NieR: Automata

En ocasiones, la industria del videojuego nos sorprende con una entrega totalmente inesperada. Lanzamientos que, lejos de continuar las sagas más rentables del sector, se centran en el desarrollo de títulos de autor, que buscan provocar sensaciones diferentes en el jugador. Debido a sus diferencias, la mayoría de estos títulos suelen quedar olvidados al fondo de las estanterías, sin embargo, hay ocasiones en las que ese particular estilo consigue conectar de lleno con un grupo de apasionados aficionados, transformándose al momento en un título de culto, y a la larga, en arma arrojadiza en diálogos de tendencias.

Un perfecto ejemplo de ello lo encontramos en NieR Automata, la secuela del controvertido título NieR, que desde que anunciara su desarrollo en forma de action-RPG combinando los esfuerzos de Square-Enix y Platinum Games, provocó una oleada de éxtasis entre la mayoría de jugadores con gafas de pasta.

Interesados en el desarrollo (y con una pizca de temor a quedarnos desfasados), el pasado 20 de diciembre acudimos a las oficinas de Koch Media en Madrid, para sentir nuestros primeros momentos de juego con su próxima demo disponible.

Un estilo propio

Para muchos de nuestros lectores, NieR quedó en su recuerdo como ese extraño título japonés, que según la región de lanzamiento tenía un protagonista diferente. Pero para los aguerridos que sí llegaron a disfrutarlo, descubrieron una de las tramas más desconcertantes del catálogo PS3 /Xbox 360, con personajes de lo más inverosímiles, muertes inesperadas y un guion con más curvas que un circuito de rallie.

Tras una experiencia de ese estilo, era impensable que la continuación desarrollada en la trama NieR: Automata no conservara algo de su esencia, y nos presenta en su secuela, una historia en la que la humanidad ha sido expulsada de la Tierra, a causa de la invasión de una fuerza extraterrestre, con el poder de invocar poderosos ejércitos mecánicos.

Mechas

Para recuperar su tierra natal, la humanidad se enfrasca en el desarrollo de avanzados androides de combate con el nombre de YoRHa, capaces de enfrentar el avance mecánico y explorar nuevas vías para la futura reconquista del planeta, que tras años de abandono, comienza a recuperar la frondosidad de una naturaleza libre y salvaje.

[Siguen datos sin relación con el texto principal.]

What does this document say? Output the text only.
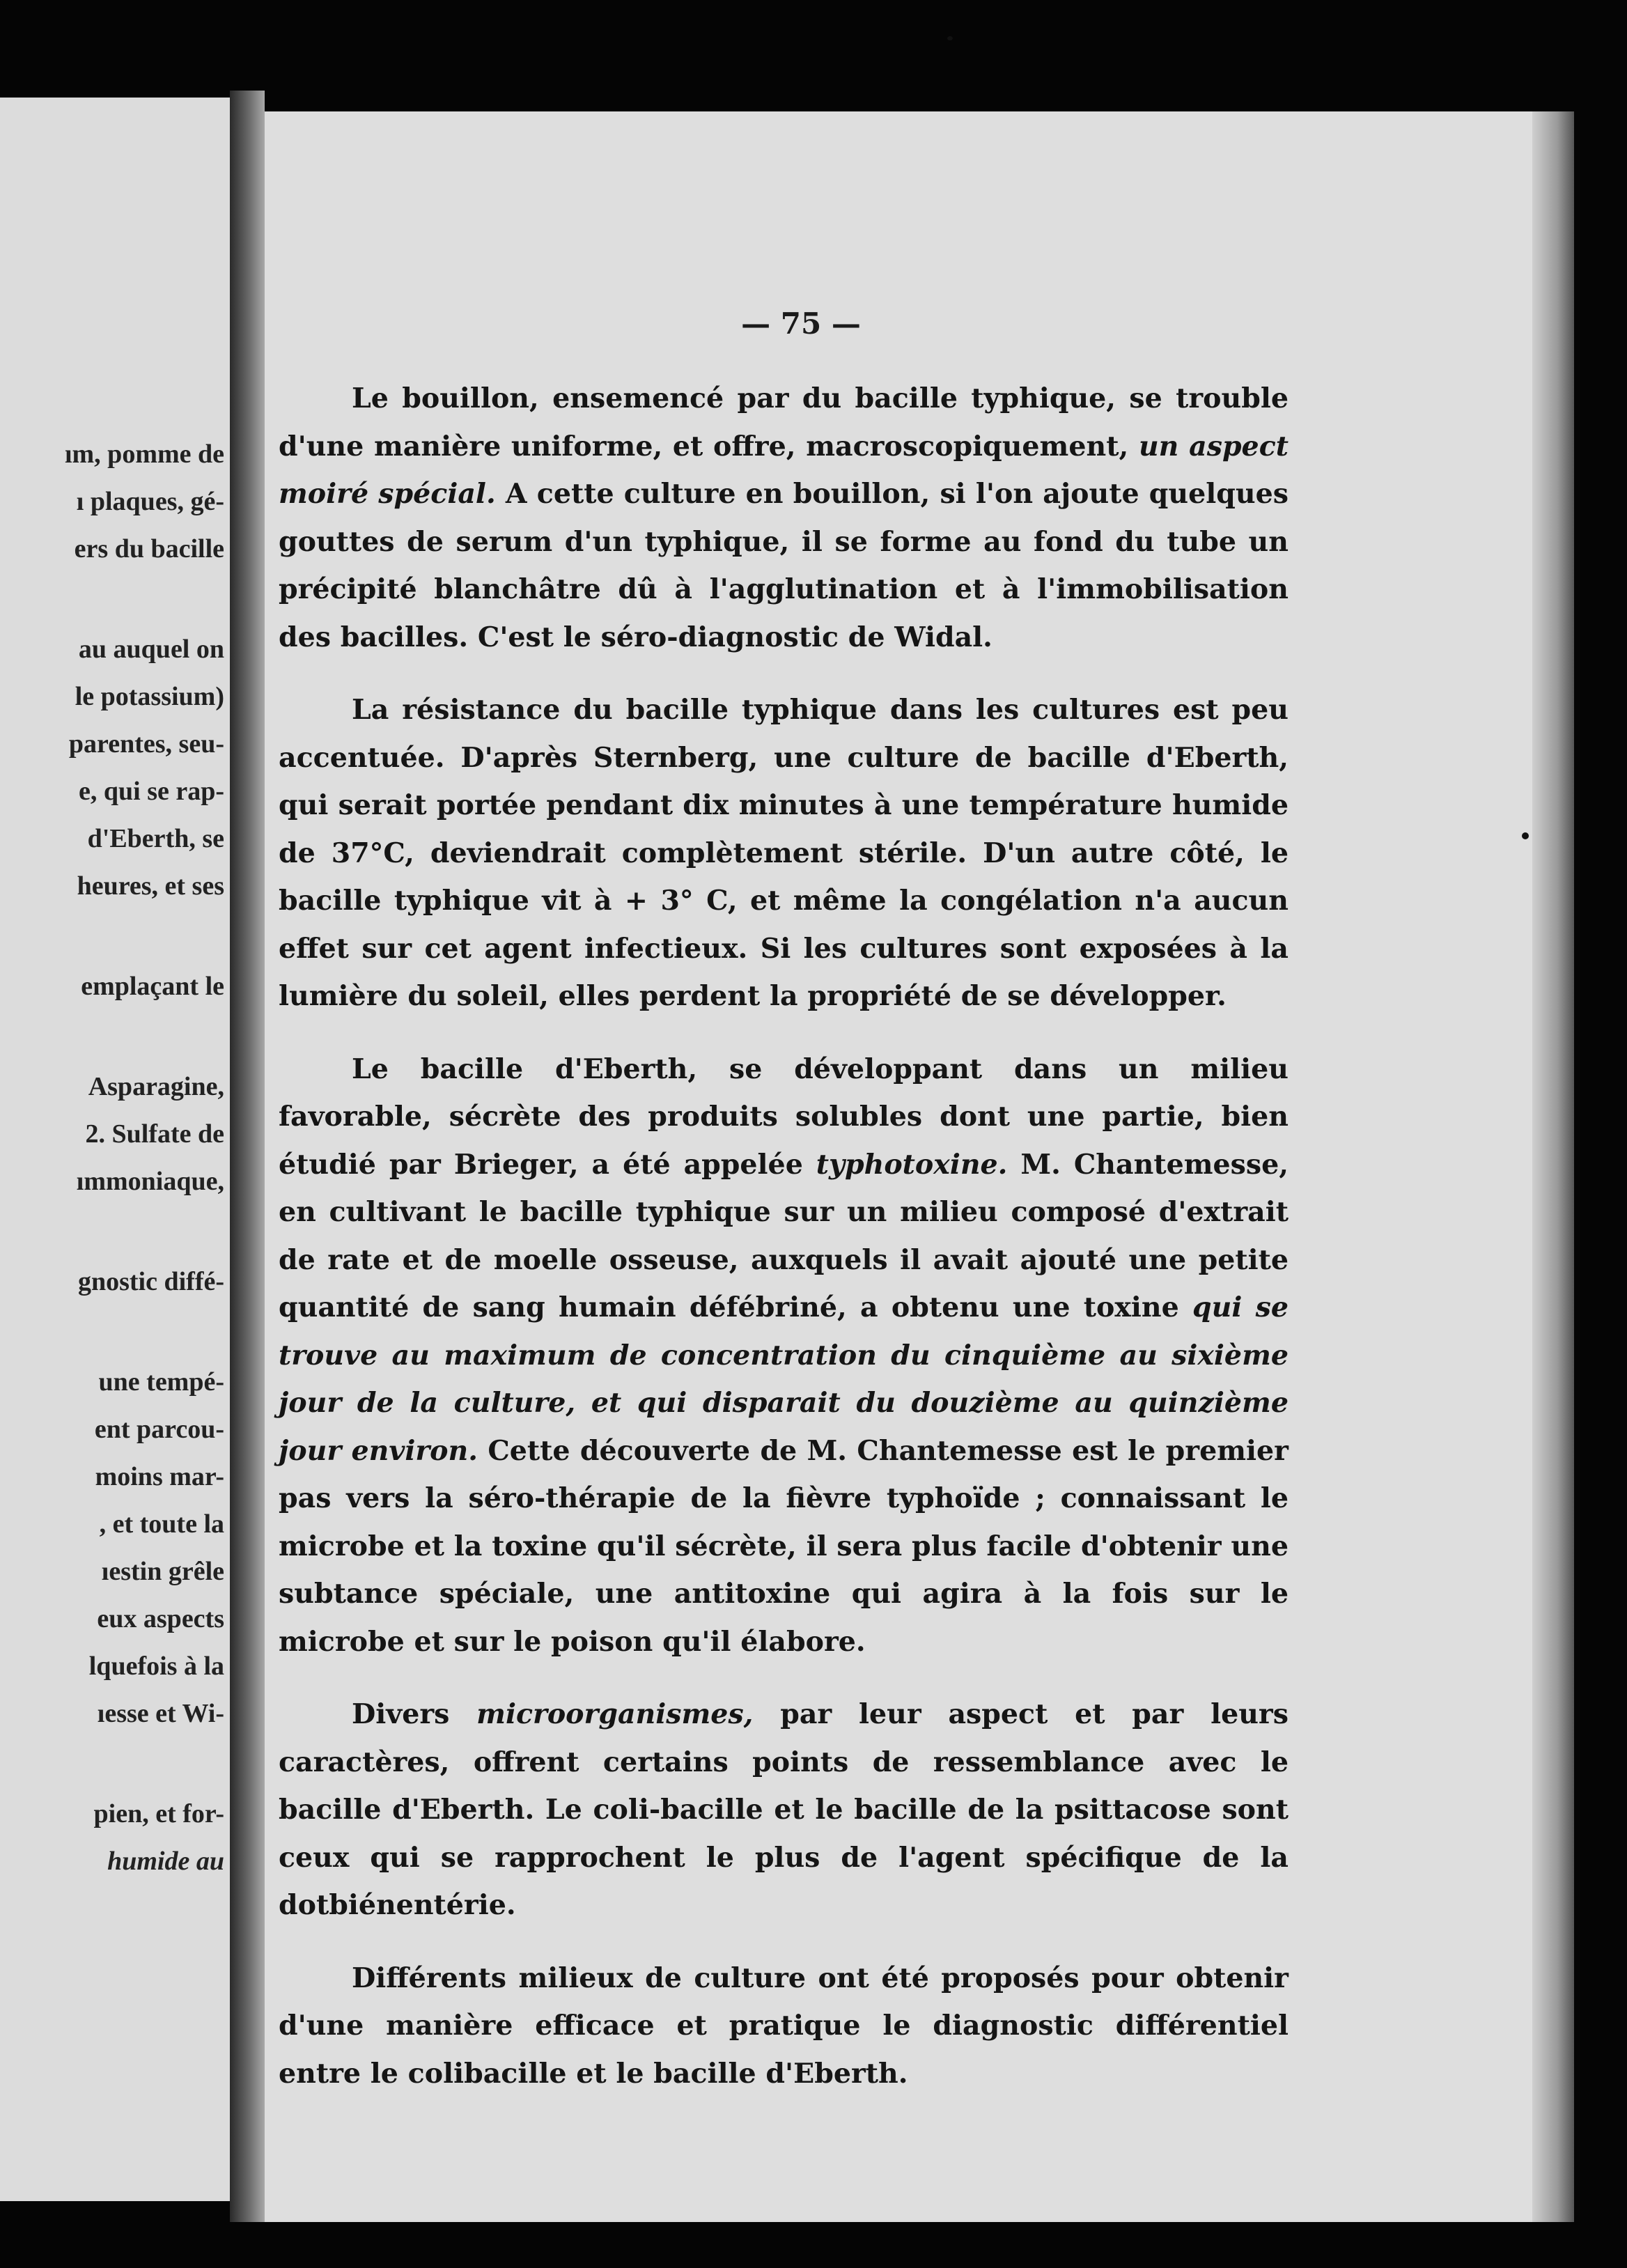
ım, pomme de
ı plaques, gé-
ers du bacille
au auquel on
le potassium)
parentes, seu-
e, qui se rap-
d'Eberth, se
heures, et ses
emplaçant le
Asparagine,
2. Sulfate de
ımmoniaque,
gnostic diffé-
une tempé-
ent parcou-
moins mar-
, et toute la
ıestin grêle
eux aspects
lquefois à la
ıesse et Wi-
pien, et for-
humide au
— 75 —

Le bouillon, ensemencé par du bacille typhique, se trouble d'une manière uniforme, et offre, macroscopiquement, un aspect moiré spécial. A cette culture en bouillon, si l'on ajoute quelques gouttes de serum d'un typhique, il se forme au fond du tube un précipité blanchâtre dû à l'agglutination et à l'immobilisation des bacilles. C'est le séro-diagnostic de Widal.

La résistance du bacille typhique dans les cultures est peu accentuée. D'après Sternberg, une culture de bacille d'Eberth, qui serait portée pendant dix minutes à une température humide de 37°C, deviendrait complètement stérile. D'un autre côté, le bacille typhique vit à + 3° C, et même la congélation n'a aucun effet sur cet agent infectieux. Si les cultures sont exposées à la lumière du soleil, elles perdent la propriété de se développer.

Le bacille d'Eberth, se développant dans un milieu favorable, sécrète des produits solubles dont une partie, bien étudié par Brieger, a été appelée typhotoxine. M. Chantemesse, en cultivant le bacille typhique sur un milieu composé d'extrait de rate et de moelle osseuse, auxquels il avait ajouté une petite quantité de sang humain défébriné, a obtenu une toxine qui se trouve au maximum de concentration du cinquième au sixième jour de la culture, et qui disparait du douzième au quinzième jour environ. Cette découverte de M. Chantemesse est le premier pas vers la séro-thérapie de la fièvre typhoïde ; connaissant le microbe et la toxine qu'il sécrète, il sera plus facile d'obtenir une subtance spéciale, une antitoxine qui agira à la fois sur le microbe et sur le poison qu'il élabore.

Divers microorganismes, par leur aspect et par leurs caractères, offrent certains points de ressemblance avec le bacille d'Eberth. Le coli-bacille et le bacille de la psittacose sont ceux qui se rapprochent le plus de l'agent spécifique de la dotbiénentérie.

Différents milieux de culture ont été proposés pour obtenir d'une manière efficace et pratique le diagnostic différentiel entre le colibacille et le bacille d'Eberth.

Tras esta presentación, comienza nuestra partida con el control de 2B, un estilizado androide capaz de enfrentarse a cualquier amenaza en su camino, por medio de la combinación de unas dotes cuerpo a cuerpo excepcionales con diversas espadas y el uso de diversos drones de apoyo (vainas), que de forma automática o manual, podemos utilizar para ametrallar a los enemigos.

Disparo de Vaina

Un manejo más reconocible

Detrás de los intrincados recovecos de su trama de presentación, NieR Automata nos descubre desde su primer momento a los mandos, que su jugabilidad ha abandonado cualquier rasgo de su precuela, para llevar el estilo propio y reconocible de los hack n’ slash del estudio Platinum Games.

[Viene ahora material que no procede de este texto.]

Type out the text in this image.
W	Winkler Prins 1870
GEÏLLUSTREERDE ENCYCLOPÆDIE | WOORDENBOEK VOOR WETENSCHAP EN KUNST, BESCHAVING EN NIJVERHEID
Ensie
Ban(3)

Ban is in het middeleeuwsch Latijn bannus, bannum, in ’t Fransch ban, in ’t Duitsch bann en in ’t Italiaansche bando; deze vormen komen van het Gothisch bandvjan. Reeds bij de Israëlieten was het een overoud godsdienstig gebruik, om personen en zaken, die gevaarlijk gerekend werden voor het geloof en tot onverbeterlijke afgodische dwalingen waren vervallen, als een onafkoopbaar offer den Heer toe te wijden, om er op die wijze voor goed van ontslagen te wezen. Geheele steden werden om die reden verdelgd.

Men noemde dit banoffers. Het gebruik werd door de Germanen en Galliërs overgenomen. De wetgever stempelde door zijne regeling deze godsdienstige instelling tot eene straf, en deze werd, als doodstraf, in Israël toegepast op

Un sistema de combate frenético, que mezcla la letalidad de numerosos combos cuerpo a cuerpo fluidos, con la capacidad de frenar a distancia cualquier objetivo por medio del martilleo constante de nuestro apoyo de artillería móvil.

Combos letales

Con estas dos habilidades de combate combinadas en 60fps estables, la partida consigue rápidamente acelerar en manos expertas, para convertirse en todo un espectáculo de luces, con grandes picos de efecto en la aparición de numerosos enemigos en pantalla, o la interferencia de adversarios gigantes.

Junto a todas estas bases clásicas de la escuela Platinum Games, NieR Automata nos regala algunos momentos de auténtico estilo danmaku, saturando nuestra pantalla con toda una cortina de balas enemigas, en las que necesitaremos pulir nuestra pericia para salir indemnes.

Danmaku

Un nuevo sabor

Hasta su lanzamiento el próximo 10 de marzo, aún quedan unos meses para terminar de descubrir algunos de los grandes elementos que pueden caracterizar el título. Sin embargo, y tras disfrutar de esta breve demo disponible en PS Store, puede que añadir una trama tan poco convencional a un desbocado hack n’ slash con sabor a danmaku, nos sorprenda a todos con una mezcla inolvidable.

Esperemos que esta vez, el resultado final sea algo más digerible para los aficionados más neófitos.